3° L'estimation d'office par le tribunal est impossible; il ne faut pas, en effet, que ce soit lui qui fixe sa compétence, celle-ci est d'ordre public: elle doit être écrite dans la loi; les tribunaux, d'ailleurs, doivent être à l'abri du soupçon de donner au litige telle ou telle valeur selon qu'ils redouteraient ou non l'appel. Enfin, si les trois juges avaient chacun un avis différent, comment les départagerait-on?

4. L'estimation par experts exposerait à une longue suite de procédures dispendieuses que nous allons analyser : le tribunal ordonnera que l'estimation ait lieu par les experts dont les parties conviendront, sinon par ceux que désignera le jugement; il faudra, si l'on s'en tient à ce jugement, le lever, le signifier à avoué, et, peut-être, à partie, prendre jour pour le serment des experts, les assigner, dresser le procès-verbal de la prestation de leur serment, s'en faire donner expédition, si les adversaires n'assistaient pas à cette prestation, et la leur signifier, avec sommation de se trouver à l'opération; il faudra déposer le procès-verbal de celle-ci au greffe, le faire expédier, le signifier, revenir à l'audience pour le faire homologuer, lever et signifier le jugement d'homologation; et ce n'est qu'après ces formalités, que pourront s'engager les débats au fond.

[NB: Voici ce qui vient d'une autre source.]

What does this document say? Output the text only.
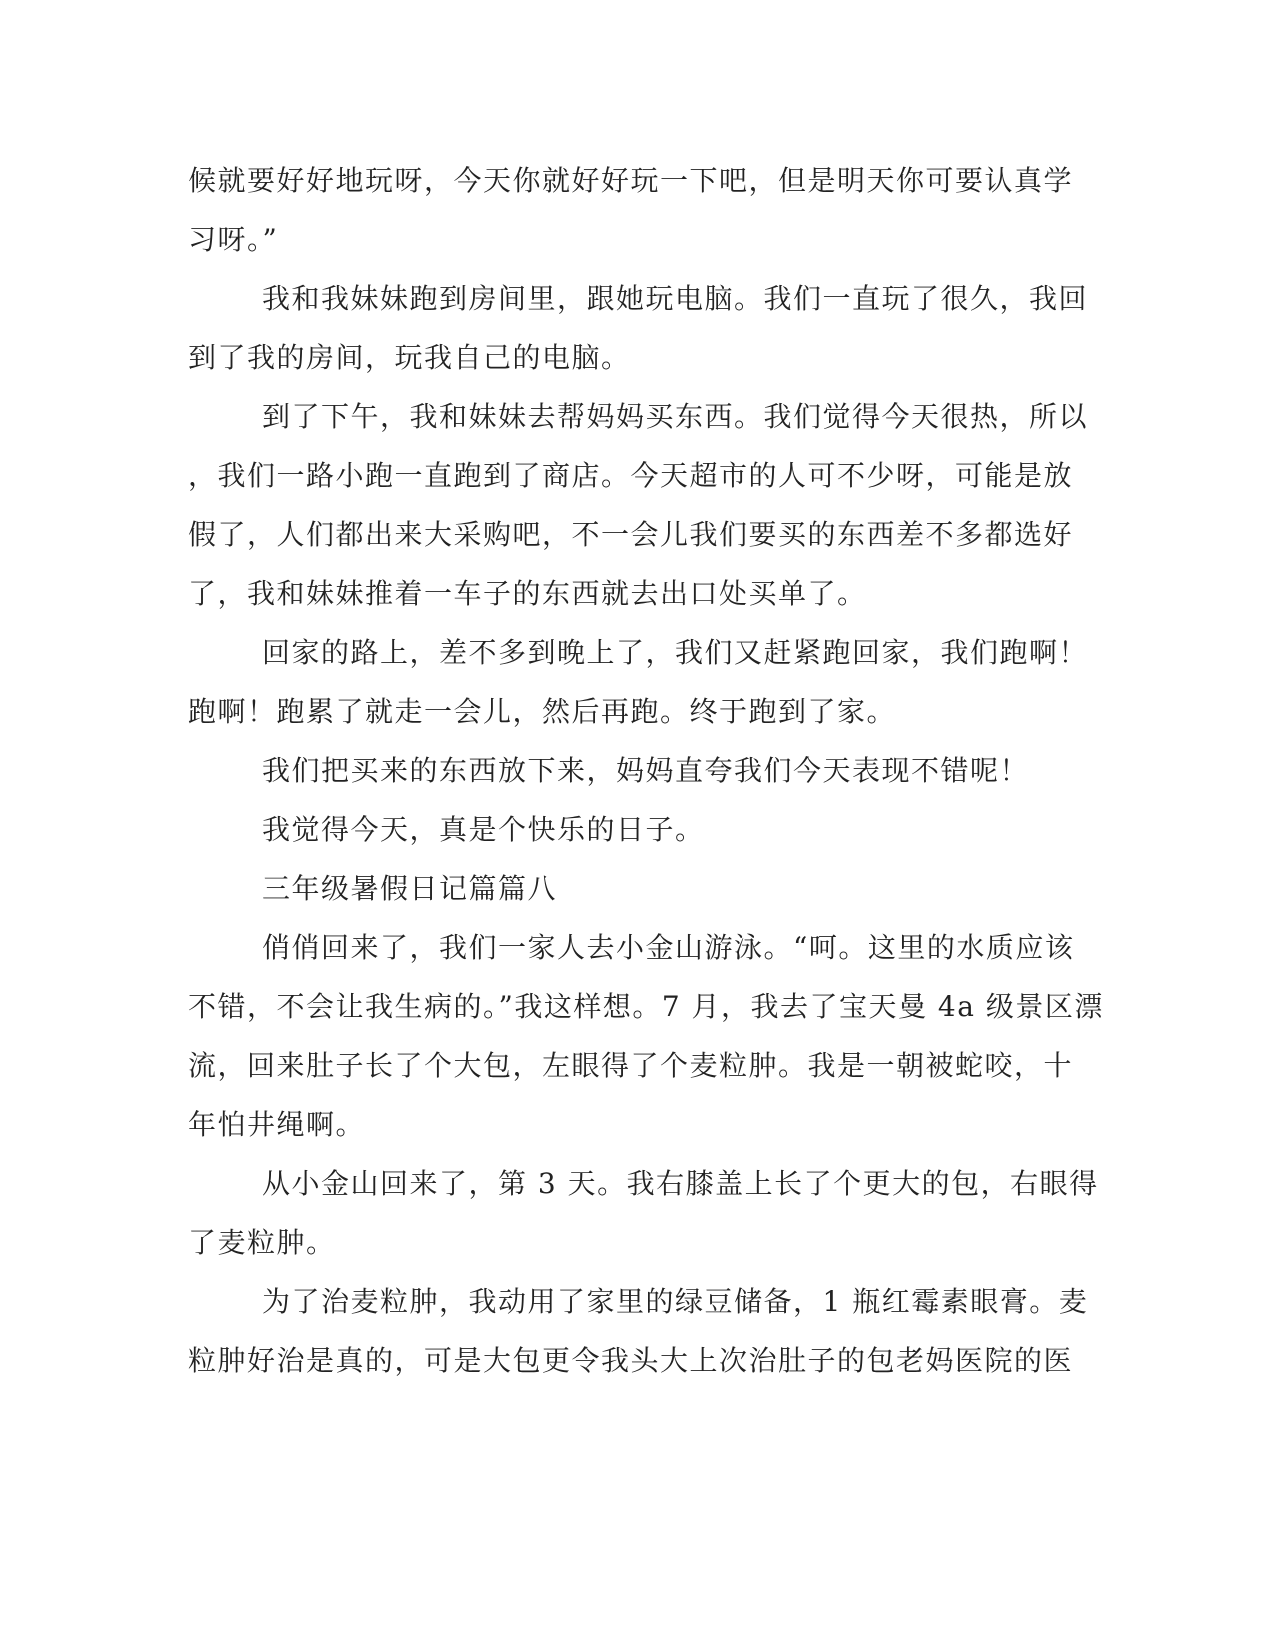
候就要好好地玩呀，今天你就好好玩一下吧，但是明天你可要认真学
习呀。”
我和我妹妹跑到房间里，跟她玩电脑。我们一直玩了很久，我回
到了我的房间，玩我自己的电脑。
到了下午，我和妹妹去帮妈妈买东西。我们觉得今天很热，所以
，我们一路小跑一直跑到了商店。今天超市的人可不少呀，可能是放
假了，人们都出来大采购吧，不一会儿我们要买的东西差不多都选好
了，我和妹妹推着一车子的东西就去出口处买单了。
回家的路上，差不多到晚上了，我们又赶紧跑回家，我们跑啊！
跑啊！跑累了就走一会儿，然后再跑。终于跑到了家。
我们把买来的东西放下来，妈妈直夸我们今天表现不错呢！
我觉得今天，真是个快乐的日子。
三年级暑假日记篇篇八
俏俏回来了，我们一家人去小金山游泳。“呵。这里的水质应该
不错，不会让我生病的。”我这样想。7 月，我去了宝天曼 4a 级景区漂
流，回来肚子长了个大包，左眼得了个麦粒肿。我是一朝被蛇咬，十
年怕井绳啊。
从小金山回来了，第 3 天。我右膝盖上长了个更大的包，右眼得
了麦粒肿。
为了治麦粒肿，我动用了家里的绿豆储备，1 瓶红霉素眼膏。麦
粒肿好治是真的，可是大包更令我头大上次治肚子的包老妈医院的医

Que sera-ce donc si l'un des experts est dans le cas d'être récusé? Il faudra faire juger la récusation, ce qui peut entraîner une enquête pour prouver le fait sur lequel on la fonde; ainsi, il peut arriver qu'il faille un premier jugement pour nommer les experts, un second pour ordonner l'enquête sur les faits qui motivent la récusation, un troisième pour statuer sur celle-ci, et un quatrième pour homologuer l'expertise. Ainsi, voilà quatre jugements possibles avant d'arriver à plaider au fond. Tous ces jugements, qui n'auront pas fait faire un pas à l'instruction de la cause, coûteront bien certainement plus que l'appel; le perdant ne pourra pas tenter cette voie, et il paiera plus de frais que s'il l'avait suivie; en tout cas, ce moyen, plus encore que le premier, coûtera, peut-être, quatre fois plus de frais que n'aurait coûté l'instruction de la cause faite en matière . ordinaire. Ajoutez encore à ces frais ceux des démarches et voyages des parties, pour assister à ces trois ou quatre jugements ; et calculez le temps perdu.

Nous ne chargeons pas ce tableau; tous les hommes qui pratiquent la procédure en reconnaîtront l'exacte vérité; car il ne fait que retracer les forinalités que le Code de procédure indique, et qu'il faudra bien suivre, puisqu'il n'est pas question de modifier en cela ce Code, et l'entêtement de certains plaideurs se chargera souvent de le réaliser.